Stack Overflow ebooks
These files are created from the monthly Stack Overflow Creative Commons data dump. I've got a combination of Python, Java, and XSLT scripts that process the raw XML database dumps into something usable. Then the Amazon kindlegen program creates the ebook file (in Mobipocket format).
Last year I got a new computer with a fast CPU and lots of memory and disk space. While working on the XML processor, I realised that I was doing a lot of work seeking around a big XML file (it's over 4 GB) and collecting questions and answers together. This was taking quite some time because of the sheer size of the files. Since I am running a 64-bit OS (FreeBSD 8 amd64), I memory mapped the entire 4 GB XML file into memory and then didn't have to think about seeking anymore. Letting the OS manage the caching is a much better approach, and the improved performance really shows.
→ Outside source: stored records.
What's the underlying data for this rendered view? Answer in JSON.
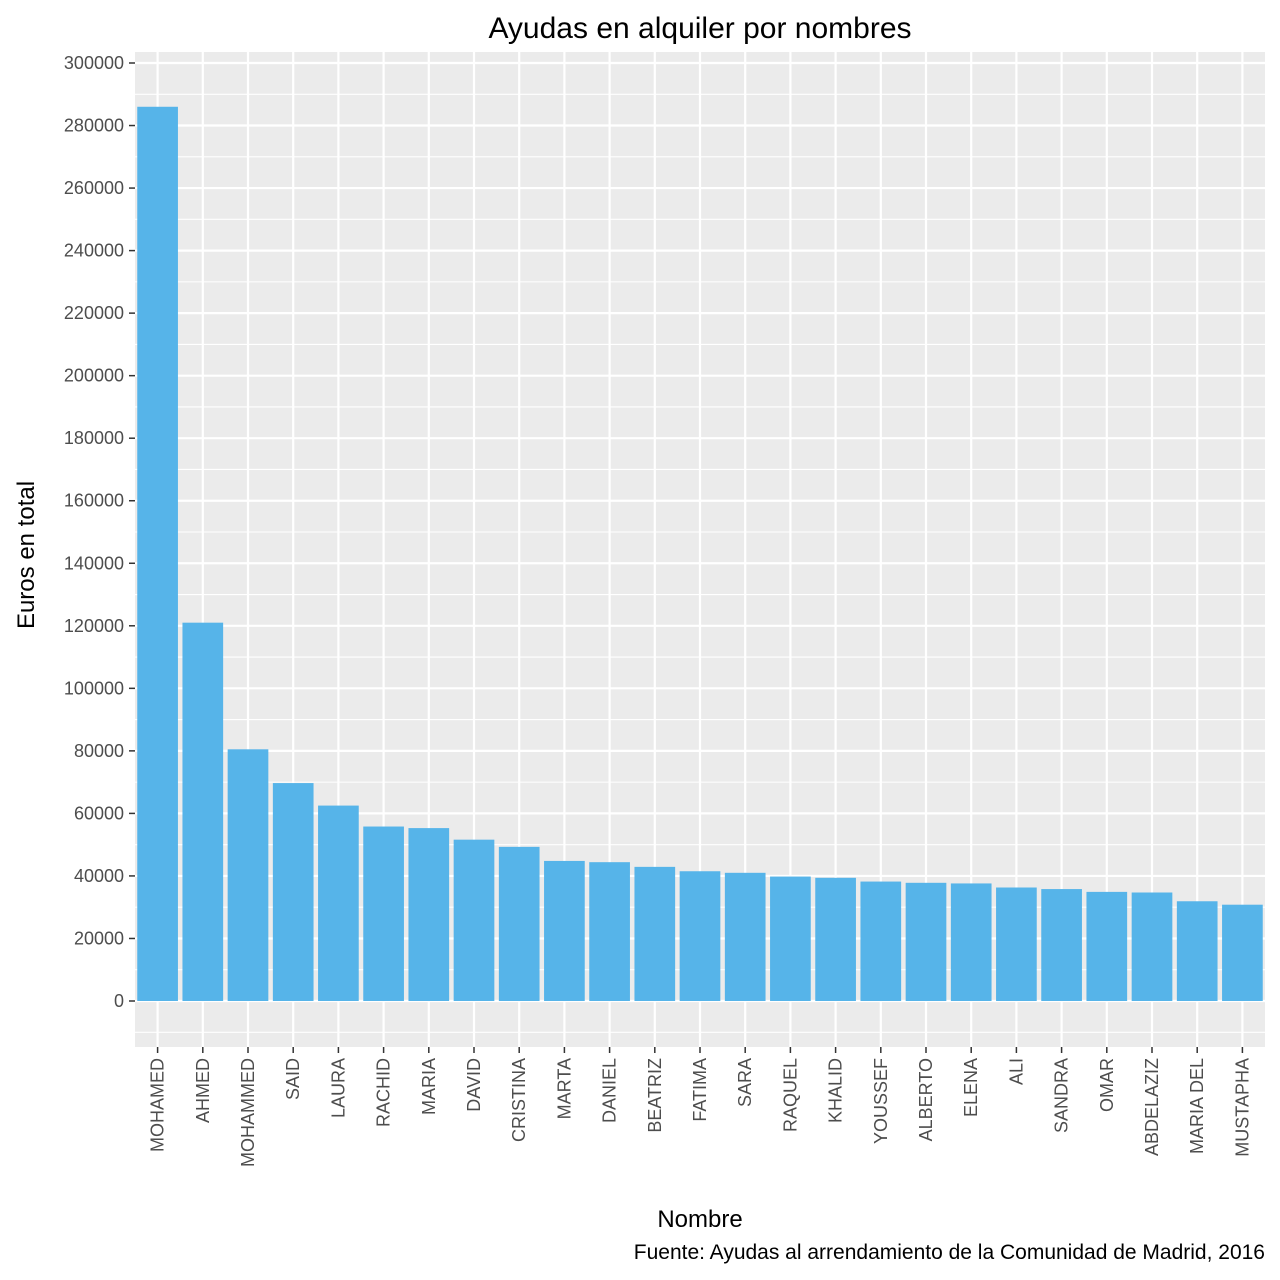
{
  "chart_data": {
    "type": "bar",
    "title": "Ayudas en alquiler por nombres",
    "xlabel": "Nombre",
    "ylabel": "Euros en total",
    "caption": "Fuente: Ayudas al arrendamiento de la Comunidad de Madrid, 2016",
    "categories": [
      "MOHAMED",
      "AHMED",
      "MOHAMMED",
      "SAID",
      "LAURA",
      "RACHID",
      "MARIA",
      "DAVID",
      "CRISTINA",
      "MARTA",
      "DANIEL",
      "BEATRIZ",
      "FATIMA",
      "SARA",
      "RAQUEL",
      "KHALID",
      "YOUSSEF",
      "ALBERTO",
      "ELENA",
      "ALI",
      "SANDRA",
      "OMAR",
      "ABDELAZIZ",
      "MARIA DEL",
      "MUSTAPHA"
    ],
    "values": [
      286000,
      121000,
      80500,
      69700,
      62500,
      55800,
      55300,
      51600,
      49300,
      44800,
      44400,
      42900,
      41500,
      41000,
      39800,
      39400,
      38200,
      37800,
      37600,
      36300,
      35800,
      34900,
      34700,
      31900,
      30800
    ],
    "ylim": [
      -14500,
      305000
    ],
    "yticks": [
      "0",
      "20000",
      "40000",
      "60000",
      "80000",
      "100000",
      "120000",
      "140000",
      "160000",
      "180000",
      "200000",
      "220000",
      "240000",
      "260000",
      "280000",
      "300000"
    ],
    "grid": true,
    "colors": {
      "bar": "#56b4e9",
      "panel_background": "#ebebeb",
      "grid": "#ffffff",
      "tick_text": "#4d4d4d"
    }
  }
}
The preprocessing step (that needs to run once per data dump) creates all the HTML files for each question and its set of answers. I was originally storing all the files in one directory, but a million files in a single directory wasn't working very well. I ended up splitting the question number into groups of three digits, so 1234567.html is actually stored in 123/456/7.html. This step takes about two hours to run.
Creating each ebook file is then a single XSLT transformation (taking about a minute), plus the kindlegen step which can take several minutes depending on the number of questions. The performance of kindlegen isn't very impressive and appears to be O(n2) in the number of pages.
The source for all this is available on Github.